In A Clockwork Orange, when Alex is being psycho-conditioned against violence, he is forced to watch a Nazi propaganda film with Beethoven’s “Ode to Joy” on the soundtrack – which inadvertently makes him phobic about hearing the “Ode to Joy.”
I always assumed the film in question was the classic Triumph of the Will (http://en.wikipedia.org/wiki/Triumph_Of_The_Will) – but I rented Triumph and the “Joy Ode” is nowhere on the soundtrack. So what was the film that soured Alex on Beethoven?
To my ears, Ode to Joy is hard to distinguish from Deutschland Uber Alles which was the Nazi National Anthem. Damned if I can hum the German National Anthem used today.
I always thought they made him watch all sorts of unsavory stuff and just played Ludwig Von as the background music since Alex was such a fan. Not so much as the soundtrack to the film they showed him, but as even extra punishment to put him off Ludwig Von. Beethoven was what the old guy and his cronies finally used to torture Alex, IIRC.
What I mean is, I think the film and the music were separate. A film of ultra-violence (which Alex loved) played to the music of Ludwig Von (which Alex loved), combined to put him off both. There was no need to make Beethoven a trigger for the illness reaction, they just did it as a petty, additional punishment.
It’s the same music. What happened was, in 1797, Haydn wrote a piece called “The Emperor Quartets”, and one of them, the third, was called “The Emperor’s Hymn”.
Then in the 19th century, the German liberal nationalist poet/professor August Hoffman von Fallersleben wrote the poem “Das Deutschlandlied” (“the song of Germany”) and put it to the music of the Emperor’s Hymn. After WWI, it was made the German national anthem.

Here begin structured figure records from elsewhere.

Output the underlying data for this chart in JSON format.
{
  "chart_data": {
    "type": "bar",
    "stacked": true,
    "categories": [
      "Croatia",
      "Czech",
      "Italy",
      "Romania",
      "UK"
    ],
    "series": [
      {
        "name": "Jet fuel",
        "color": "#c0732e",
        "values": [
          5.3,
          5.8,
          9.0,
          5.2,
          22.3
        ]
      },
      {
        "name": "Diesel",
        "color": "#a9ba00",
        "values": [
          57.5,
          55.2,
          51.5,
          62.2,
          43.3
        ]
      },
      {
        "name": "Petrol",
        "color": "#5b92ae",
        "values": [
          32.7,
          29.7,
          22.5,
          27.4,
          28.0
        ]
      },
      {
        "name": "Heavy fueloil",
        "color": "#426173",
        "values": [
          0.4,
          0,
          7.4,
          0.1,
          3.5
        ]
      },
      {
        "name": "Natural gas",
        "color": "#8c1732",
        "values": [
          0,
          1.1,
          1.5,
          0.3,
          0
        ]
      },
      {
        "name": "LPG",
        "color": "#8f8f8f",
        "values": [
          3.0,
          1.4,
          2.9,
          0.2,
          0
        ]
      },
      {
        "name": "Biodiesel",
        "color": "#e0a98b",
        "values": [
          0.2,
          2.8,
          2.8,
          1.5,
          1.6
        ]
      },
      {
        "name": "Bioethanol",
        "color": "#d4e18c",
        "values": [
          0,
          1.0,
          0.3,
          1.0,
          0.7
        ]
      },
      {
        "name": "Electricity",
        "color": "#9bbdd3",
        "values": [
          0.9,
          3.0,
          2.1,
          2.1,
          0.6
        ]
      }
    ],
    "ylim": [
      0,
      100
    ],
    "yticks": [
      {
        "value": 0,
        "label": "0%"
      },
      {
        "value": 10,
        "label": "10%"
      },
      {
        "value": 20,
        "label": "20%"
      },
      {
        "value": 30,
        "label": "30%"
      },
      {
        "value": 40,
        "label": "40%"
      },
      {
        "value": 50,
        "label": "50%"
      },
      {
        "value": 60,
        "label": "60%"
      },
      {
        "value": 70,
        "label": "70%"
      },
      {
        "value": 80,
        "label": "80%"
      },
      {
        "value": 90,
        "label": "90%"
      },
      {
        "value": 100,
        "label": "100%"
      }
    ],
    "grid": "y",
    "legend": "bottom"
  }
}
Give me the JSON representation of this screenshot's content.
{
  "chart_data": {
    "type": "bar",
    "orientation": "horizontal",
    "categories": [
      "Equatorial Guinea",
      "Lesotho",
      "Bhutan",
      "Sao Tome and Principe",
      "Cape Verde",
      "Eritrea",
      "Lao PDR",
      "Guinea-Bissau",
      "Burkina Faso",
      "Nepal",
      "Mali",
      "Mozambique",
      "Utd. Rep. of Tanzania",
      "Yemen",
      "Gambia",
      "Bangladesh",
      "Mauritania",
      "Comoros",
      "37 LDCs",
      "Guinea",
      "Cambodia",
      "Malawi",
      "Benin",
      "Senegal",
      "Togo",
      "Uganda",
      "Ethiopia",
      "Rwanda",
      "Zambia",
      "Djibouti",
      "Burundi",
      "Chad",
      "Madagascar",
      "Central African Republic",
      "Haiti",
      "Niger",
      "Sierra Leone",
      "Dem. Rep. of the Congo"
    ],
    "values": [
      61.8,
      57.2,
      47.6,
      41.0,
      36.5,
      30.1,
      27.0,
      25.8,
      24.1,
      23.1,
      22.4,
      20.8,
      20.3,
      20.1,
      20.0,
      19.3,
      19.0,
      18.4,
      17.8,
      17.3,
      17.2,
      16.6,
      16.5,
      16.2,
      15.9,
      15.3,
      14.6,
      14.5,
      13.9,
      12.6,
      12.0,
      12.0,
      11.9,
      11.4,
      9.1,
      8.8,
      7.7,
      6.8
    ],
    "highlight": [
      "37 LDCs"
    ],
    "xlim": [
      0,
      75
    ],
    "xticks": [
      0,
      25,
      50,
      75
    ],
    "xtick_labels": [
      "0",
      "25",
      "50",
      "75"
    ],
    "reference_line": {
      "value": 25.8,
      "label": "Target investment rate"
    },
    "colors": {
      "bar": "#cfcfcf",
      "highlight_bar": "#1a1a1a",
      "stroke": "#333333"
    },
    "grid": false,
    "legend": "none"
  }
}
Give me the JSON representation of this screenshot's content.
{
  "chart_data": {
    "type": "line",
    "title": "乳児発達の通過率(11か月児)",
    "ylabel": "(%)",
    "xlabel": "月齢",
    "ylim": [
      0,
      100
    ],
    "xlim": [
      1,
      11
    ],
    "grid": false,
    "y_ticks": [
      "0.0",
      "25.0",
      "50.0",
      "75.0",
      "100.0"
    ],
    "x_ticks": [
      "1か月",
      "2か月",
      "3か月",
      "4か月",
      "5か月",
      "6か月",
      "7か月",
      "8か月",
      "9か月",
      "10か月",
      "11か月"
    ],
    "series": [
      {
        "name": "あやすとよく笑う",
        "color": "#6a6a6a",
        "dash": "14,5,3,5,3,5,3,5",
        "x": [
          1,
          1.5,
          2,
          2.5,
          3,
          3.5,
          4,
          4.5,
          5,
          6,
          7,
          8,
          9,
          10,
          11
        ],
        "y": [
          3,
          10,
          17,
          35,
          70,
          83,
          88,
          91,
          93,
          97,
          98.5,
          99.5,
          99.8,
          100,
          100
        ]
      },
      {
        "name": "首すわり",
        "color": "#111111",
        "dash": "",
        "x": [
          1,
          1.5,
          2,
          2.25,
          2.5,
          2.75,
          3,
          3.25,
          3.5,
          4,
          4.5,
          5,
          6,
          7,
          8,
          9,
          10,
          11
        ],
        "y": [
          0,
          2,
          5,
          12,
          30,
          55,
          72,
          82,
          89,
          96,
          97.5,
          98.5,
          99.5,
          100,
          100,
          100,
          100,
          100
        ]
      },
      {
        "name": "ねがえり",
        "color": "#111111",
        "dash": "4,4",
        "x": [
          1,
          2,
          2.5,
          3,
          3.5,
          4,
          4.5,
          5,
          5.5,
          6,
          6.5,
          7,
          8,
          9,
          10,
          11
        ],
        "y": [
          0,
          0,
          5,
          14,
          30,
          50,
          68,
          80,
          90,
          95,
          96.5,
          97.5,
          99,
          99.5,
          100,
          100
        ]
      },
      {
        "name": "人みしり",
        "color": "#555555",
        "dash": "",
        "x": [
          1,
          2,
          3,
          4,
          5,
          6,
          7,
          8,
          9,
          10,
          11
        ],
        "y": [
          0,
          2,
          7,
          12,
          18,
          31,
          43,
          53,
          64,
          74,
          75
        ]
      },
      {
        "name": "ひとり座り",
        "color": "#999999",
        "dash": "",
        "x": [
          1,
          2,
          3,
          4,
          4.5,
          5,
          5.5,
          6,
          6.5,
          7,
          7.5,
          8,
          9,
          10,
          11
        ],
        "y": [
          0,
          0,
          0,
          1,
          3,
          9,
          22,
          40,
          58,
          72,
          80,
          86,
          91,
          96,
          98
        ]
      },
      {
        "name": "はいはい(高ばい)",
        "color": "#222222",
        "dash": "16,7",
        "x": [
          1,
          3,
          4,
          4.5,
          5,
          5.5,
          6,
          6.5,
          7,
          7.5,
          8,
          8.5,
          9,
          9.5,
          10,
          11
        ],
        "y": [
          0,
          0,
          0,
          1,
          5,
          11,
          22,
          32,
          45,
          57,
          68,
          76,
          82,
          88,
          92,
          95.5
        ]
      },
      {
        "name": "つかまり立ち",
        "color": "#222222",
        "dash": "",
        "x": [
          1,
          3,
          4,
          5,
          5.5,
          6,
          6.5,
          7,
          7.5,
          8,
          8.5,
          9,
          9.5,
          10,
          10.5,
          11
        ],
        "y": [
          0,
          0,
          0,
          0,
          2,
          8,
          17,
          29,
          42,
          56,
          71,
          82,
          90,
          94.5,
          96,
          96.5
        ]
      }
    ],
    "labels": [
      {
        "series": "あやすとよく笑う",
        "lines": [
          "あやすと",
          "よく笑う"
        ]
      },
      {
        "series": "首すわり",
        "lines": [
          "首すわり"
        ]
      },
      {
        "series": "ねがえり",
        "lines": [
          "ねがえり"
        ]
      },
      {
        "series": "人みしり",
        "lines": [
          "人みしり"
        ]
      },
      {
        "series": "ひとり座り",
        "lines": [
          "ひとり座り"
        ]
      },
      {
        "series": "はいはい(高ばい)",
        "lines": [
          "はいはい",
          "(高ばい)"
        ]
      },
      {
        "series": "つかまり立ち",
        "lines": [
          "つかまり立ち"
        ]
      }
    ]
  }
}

After WWII, the first two verses were discarded, and now, only the third verse is used. The first verse lays out the borders of the German speaking world in the mid 19th century (“From the Maas to the Memel, from the Etsch to the Belt”), and since the State of Germany’s current borders are much reduced from that, it’s seen as provocative.
Incorrect. It was revealed to the doctors during the conditioning (by Alex, as he objected to the score, IIRC, to the gang-rape scene) that little Alex was a music lover. Dr. Brodsky (sp?) turned and mentioned to a colleague that it couldn’t be helped, and maybe it would be a “punishment aspect” of the treatment.
But it wasn’t done with malice forethought, just passing callousness, which is the real irony. Burgess’ novel may have spun it differently, though.
It’s been a while since I’d seen it, thanks for the correction.
The gang rape scene wasn’t part of the Nazi propaganda film, was it? Perhaps the soundtrack to the propaganda film was separate from the other snippets they used, each with it’s own score. Like I said, it’s been a while.
They could have just killed the audio, but that they let the music continue with a good idea that it would provoke a reaction when Alex heard it seems like petty punishment, or just callousness, but they still knew and did nothing to change it.
It does make it all the more ironic that it wasn’t intentional and was then ultimately used against Alex.
Now that I think about it, the gang rape may have been scored to something else.
As far as the Nazi film, it may have just been random news clips pieced together, or it may not have been notable enough to be widely available outside of academia, though I must admit, it does seem a bit familiar.
In the novel, the music-aversion effect on Alex was likewise unintentional but, when he pointed it out to the docs, they did not kill the sound. The only difference was that in the novel, most of the films Alex was shown had musical scores, and he wound up conditioned against practically all music, not just the Ninth Symphony.
And in its original meaning, “Deutschland uber alles” – “Germany above all” – did not mean Germany should dominate other nations; it meant Germans everywhere should be more loyal to Germany-as-a-whole than to the petty principalities of which they were subjects at the time. It celebrated unification, not imperialism. Hitler may have spun it differently, of course, but he did not make it the national anthem – it was in place when he came to power.